Mabula è piccola (relativamente alla specificità delle game reserve) estendendosi su una superficie, complessiva, di 12.000 ettari circostanza che si riflette, ad esempio, nel numero di elefanti ospitati. Per fare le cose a “norma di legge” un elefante (singolo) deve avere a disposizione una superficie di 1.000 ettari … a Mabula ci sono, al momento, sei elefanti destinati a crescere, nel tempo, in maniera molto limitata.

Con numeri così ristretti la necessita di salvare “capra e cavoli” ovvero salvaguardare gli animali evitando loro contatti eccessivamente ripetuti e ravvicinati e gli interessi dei visitatori interessati ad avvistamenti e fotografie non è semplice. A Mabula hanno adottato una peculiare procedura che alla prova dei fatti ha dato, a mio giudizio, buoni risultati.

Prerequisito: ad ogni “spot” (punto in cui è stato avvistato un selvatico) non possono accostare più di due veicoli – prescindendo dal numero di occupanti - alla volta e, salvo rare eccezioni, rimanere a distanza non inferiore ai cento metri (anche se questo può, obiettivamente, pregiudicare la riuscita di certi scatti).

Tutti i ranger – come ho potuto constatare – rispettano la consegna e, per fare ciò è stata istituita una “maglia-radio” per coordinare i movimenti. Si ascoltano messaggi del tipo: “allo stagno grande (gergalmente Dam) sono stati avvistati (ad esempio) due ghepardi, sono presenti i veicoli N1 e N29, gli altri potranno accostarsi – viene suggerito un sentiero per arrivare sul punto - identificandosi e avvicinando solo e soltanto quando uno dei veicoli presenti comunicherà che si sta allontanando”.

Esistono, anche se nessuno usa il cronometro, dei tempi di osservazione cui il bon-ton invita ad attenersi.

Dopo il messaggio precedente si susseguono solo le brevi comunicazioni degli altri veicoli che si avvicinano/si identificano. Quando, ad esempio, N29 (era il nostro fuoristrada) comunica che si sta allontanando il primo dei veicoli in attesa si accoda – dando comunicazione - all’altro già sul posto e così via .... La “centrale” resta in ascolto intervenendo solo in caso di malintesi o necessità.

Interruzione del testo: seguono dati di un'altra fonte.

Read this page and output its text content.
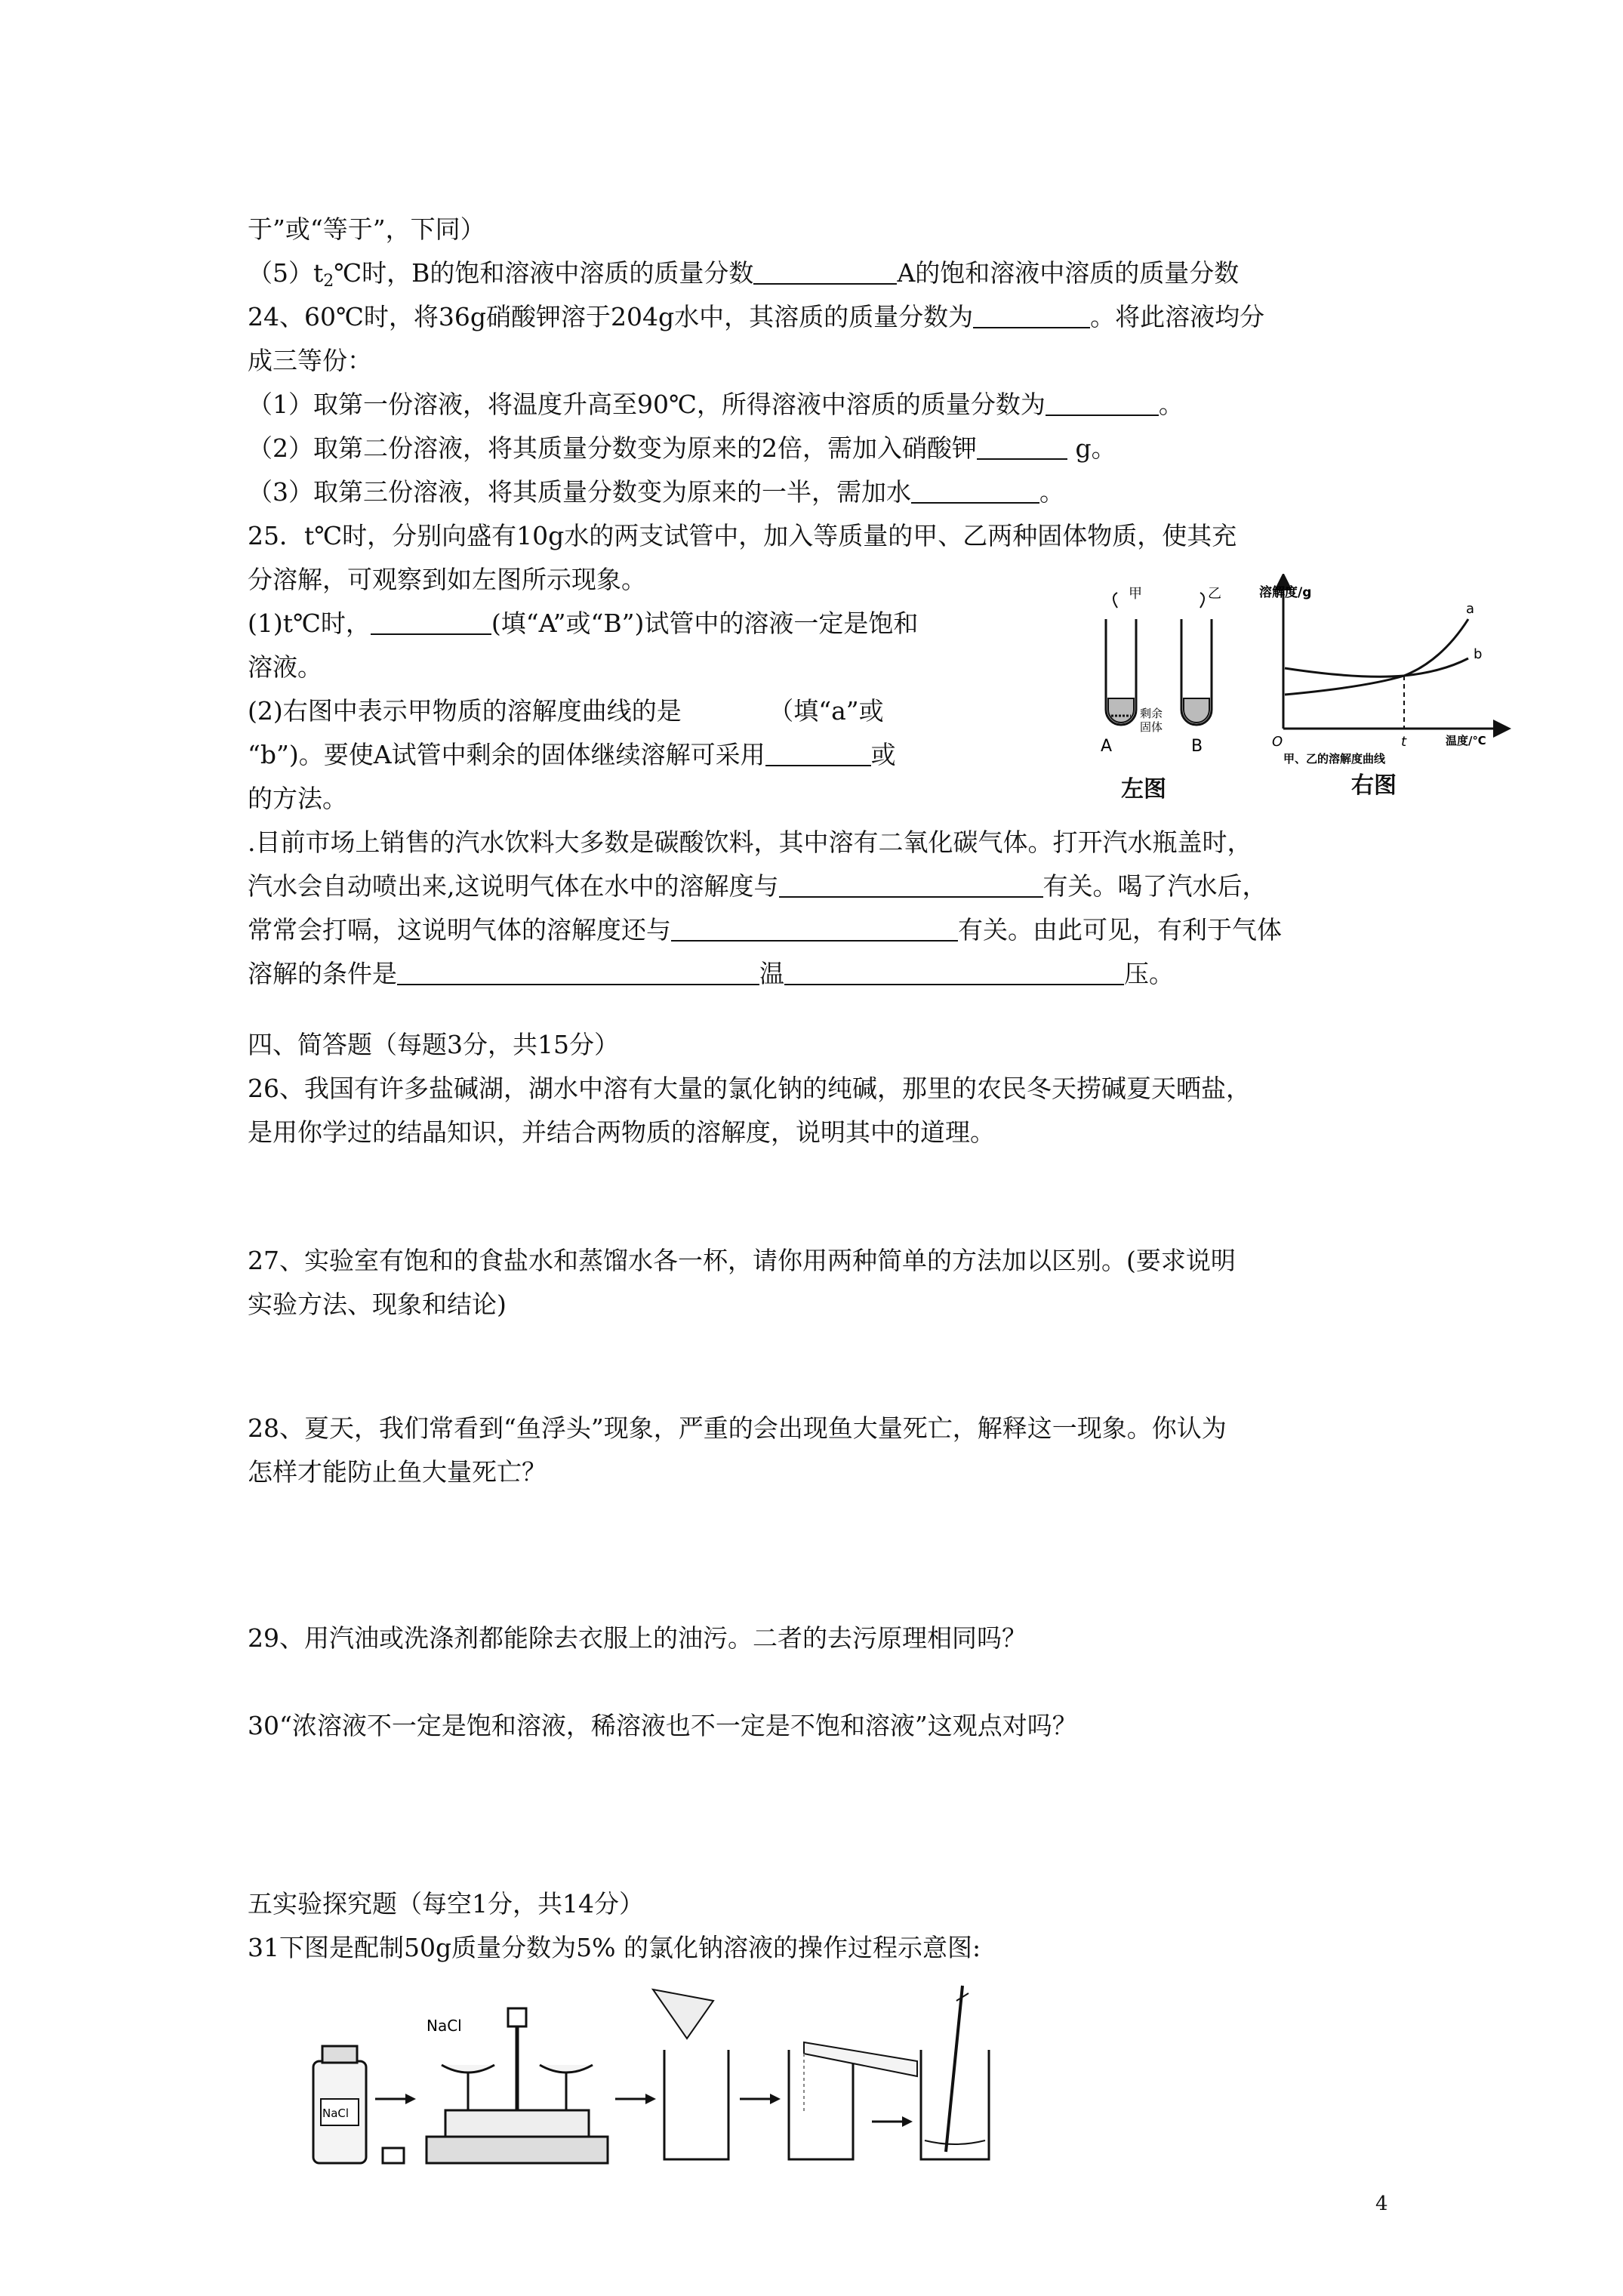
于”或“等于”，下同）
$(5)t_2℃$时，B的饱和溶液中溶质的质量分数	A的饱和溶液中溶质的质量分数
24、60℃时，将36g硝酸钾溶于204g水中，其溶质的质量分数为	。将此溶液均分
成三等份：
（1）取第一份溶液，将温度升高至90℃，所得溶液中溶质的质量分数为	。
（2）取第二份溶液，将其质量分数变为原来的2倍，需加入硝酸钾	g。
（3）取第三份溶液，将其质量分数变为原来的一半，需加水	。
25．t℃时，分别向盛有10g水的两支试管中，加入等质量的甲、乙两种固体物质，使其充
分溶解，可观察到如左图所示现象。
(1)t℃时，	(填“A”或“B”)试管中的溶液一定是饱和
溶液。
(2)右图中表示甲物质的溶解度曲线的是　　　　（填“a”或
“b”)。要使A试管中剩余的固体继续溶解可采用	或
的方法。
甲	乙
剩余
固体
A	B
左图
溶解度/g
a
b
O	t	温度/℃
甲、乙的溶解度曲线
右图
.目前市场上销售的汽水饮料大多数是碳酸饮料，其中溶有二氧化碳气体。打开汽水瓶盖时，
汽水会自动喷出来,这说明气体在水中的溶解度与	有关。喝了汽水后，
常常会打嗝，这说明气体的溶解度还与	有关。由此可见，有利于气体
溶解的条件是	温	压。
四、简答题（每题3分，共15分）
26、我国有许多盐碱湖，湖水中溶有大量的氯化钠的纯碱，那里的农民冬天捞碱夏天晒盐，
是用你学过的结晶知识，并结合两物质的溶解度，说明其中的道理。
27、实验室有饱和的食盐水和蒸馏水各一杯，请你用两种简单的方法加以区别。(要求说明
实验方法、现象和结论)
28、夏天，我们常看到“鱼浮头”现象，严重的会出现鱼大量死亡，解释这一现象。你认为
怎样才能防止鱼大量死亡？
29、用汽油或洗涤剂都能除去衣服上的油污。二者的去污原理相同吗？
30“浓溶液不一定是饱和溶液，稀溶液也不一定是不饱和溶液”这观点对吗？
五实验探究题（每空1分，共14分）
31下图是配制50g质量分数为5% 的氯化钠溶液的操作过程示意图:
NaCl
NaCl
4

Può sembrare macchinoso, ma non lo è, e funziona. Ci siamo quasi sempre mossi senza altri veicoli in vista e senza code eccessive (anche perché se la segnalazione è molto lontana il ranger può, a suo giudizio, non avvicinarsi e proseguire su una pista/ricerca alternativa o puntare su uno “spot” più vicino).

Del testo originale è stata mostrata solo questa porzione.